A única incógnita diz respeito à
proporção de sua vitória eleitoral,
pois o único outro candidato,
Francisco Xavier do Amaral, não
tem possibilidade alguma de vencer.
A expectativa da população
quanto à transição final para a independência total de Timor Leste
é enorme. Nas eleições de agosto
passado para escolher os membros da Assembléia Constituinte,
o índice de participação foi superior a 90%, e a previsão é que seja
muito alta também desta vez.
Pela primeira vez em sua história, os próprios timorenses serão
responsáveis pelo processo eleitoral, cuja realização está nas mãos
de cerca de 6.000 cidadãos, sob
supervisão internacional. O processo contou com a ajuda de 1.600
observadores nacionais e cerca de
240 internacionais, entre os quais
os enviados pela União Européia
formam o grupo maior.
Tanto Xanana Gusmão quanto
Francisco Amaral integram o histórico partido Fretilin. Este organizou a resistência durante os 24
anos de ocupação indonésia e, nas
eleições de agosto passado, obteve
a maioria na Assembléia (55 cadeiras). Mas o Fretilin é o único
partido que não expressa seu
apoio a nenhum dos dois candidatos.
As diferenças de opinião entre o
partido e Xanana Gusmão foram
se aprofundando com o tempo.
Segundo a Constituição, que é
inspirada na portuguesa, o futuro
presidente terá poderes muito limitados. Assim, será vital para
Xanana conseguir o máximo possível de votos, para contrastar
com os 62,5% dos votos obtidos
pelo Fretilin em agosto.
"Tem de ser Xanana"
"Xanana Gusmão é o único que
pode ser o primeiro presidente de
nosso país independente", afirmou à Folha, com os olhos brilhando de emoção, um morador
de um povoado próximo a Dili
(capital) que se identificou apenas
como Antônio. Devido ao passado colonial ligado a Portugal, uma
pequena parte da população de
Timor Leste ainda fala português
ou tem nome português. A língua
oficial, no entanto, é o tetum.
Antônio é chefe da comunidade
onde habita. Sua longa barba
branca e seus modos afáveis deixam transparecer seu carisma. Estamos num dos últimos comícios
eleitorais na capital, e, apesar de
acreditar profundamente em Xanana, Antônio quer lhe fazer algumas perguntas sobre como ele
pensa desenhar o futuro do país.
A campanha eleitoral de Xanana Gusmão se baseou em conceitos como reconciliação, estabilidade e desenvolvimento. O que é
certo é que o novo presidente terá
de enfrentar uma situação econômica extremamente complicada.
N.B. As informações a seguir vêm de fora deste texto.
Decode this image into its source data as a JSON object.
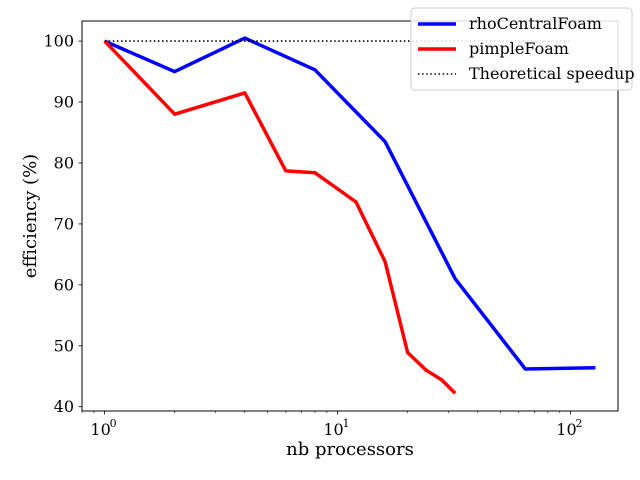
{
  "chart_data": {
    "type": "line",
    "xlabel": "nb processors",
    "ylabel": "efficiency (%)",
    "xscale": "log",
    "xlim": [
      0.8,
      160
    ],
    "ylim": [
      39.3,
      103.3
    ],
    "x_ticks": [
      1,
      10,
      100
    ],
    "x_tick_labels": [
      {
        "base": "10",
        "exp": "0"
      },
      {
        "base": "10",
        "exp": "1"
      },
      {
        "base": "10",
        "exp": "2"
      }
    ],
    "y_ticks": [
      40,
      50,
      60,
      70,
      80,
      90,
      100
    ],
    "y_tick_labels": [
      "40",
      "50",
      "60",
      "70",
      "80",
      "90",
      "100"
    ],
    "grid": false,
    "legend_position": "top-right",
    "series": [
      {
        "name": "rhoCentralFoam",
        "color": "#0000ff",
        "style": "solid",
        "points": [
          [
            1,
            100
          ],
          [
            2,
            95
          ],
          [
            4,
            100.5
          ],
          [
            8,
            95.3
          ],
          [
            16,
            83.5
          ],
          [
            32,
            61
          ],
          [
            64,
            46.2
          ],
          [
            128,
            46.4
          ]
        ]
      },
      {
        "name": "pimpleFoam",
        "color": "#ff0000",
        "style": "solid",
        "points": [
          [
            1,
            100
          ],
          [
            2,
            88
          ],
          [
            4,
            91.5
          ],
          [
            6,
            78.7
          ],
          [
            8,
            78.4
          ],
          [
            12,
            73.6
          ],
          [
            16,
            63.8
          ],
          [
            20,
            48.9
          ],
          [
            24,
            46
          ],
          [
            28,
            44.4
          ],
          [
            32,
            42.2
          ]
        ]
      },
      {
        "name": "Theoretical speedup",
        "color": "#000000",
        "style": "dotted",
        "points": [
          [
            1,
            100
          ],
          [
            100,
            100
          ]
        ]
      }
    ]
  }
}
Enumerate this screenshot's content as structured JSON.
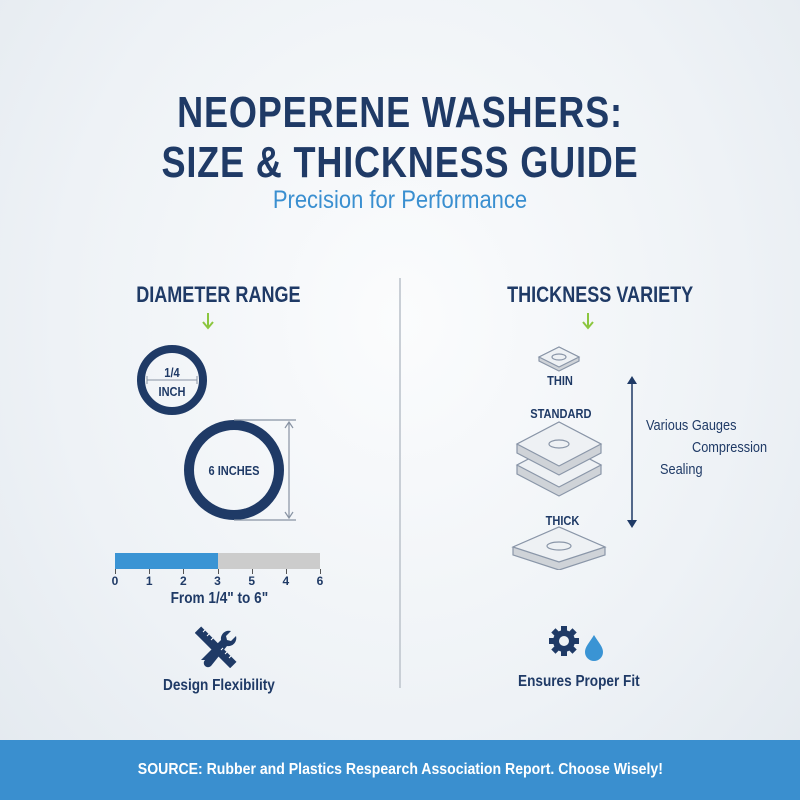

O novo presidente vai assumir
em 20 de maio, na grande festa da
independência. Pode-se imaginar
o que isso vai significar para a população de Timor Leste, depois de
tanto sofrimento.
Uma pista da estrada que dá
acesso a Dili está sendo consertada para estar pronta para o grande acontecimento: o primeiro
nascimento de um novo país no
novo milênio.
"Muitas personalidades públicas do mundo inteiro vão vir para
cá, e precisamos estar preparados", comenta Jorge, um motorista de táxi de Dili.
Apesar disso, nos dias seguintes
à posse, a maior parte das forças
internacionais de paz, lideradas
pela Austrália, assim como parte
dos funcionários da ONU, vai deixar Timor Leste, com todos os
seus equipamentos, e o país terá
de encarar seu futuro sozinho.
A inevitável dolarização da economia motivada pelos dois anos e
meio de missão da ONU deixará
rastros importantes. No momento, a subsistência de Timor está
vinculada à injeção de capital proporcionada pelos estrangeiros.
Certo de sua vitória, embora
não o diga, Xanana já programou
para 19 de abril uma viagem internacional para recolher fundos e
investimentos para Timor, com a
primeira parada prevista para
Portugal. Não será tarefa fácil.
Saindo de Dili, a capital timorense onde fervilham diferentes
atividades, o ambiente muda radicalmente. O desemprego aumenta de maneira drástica, e a
pobreza, ainda mais.
Também se torna mais visível e
generalizada a destruição operada pelas milícias pró-indonésias
após o referendo de 1999, que levou à independência.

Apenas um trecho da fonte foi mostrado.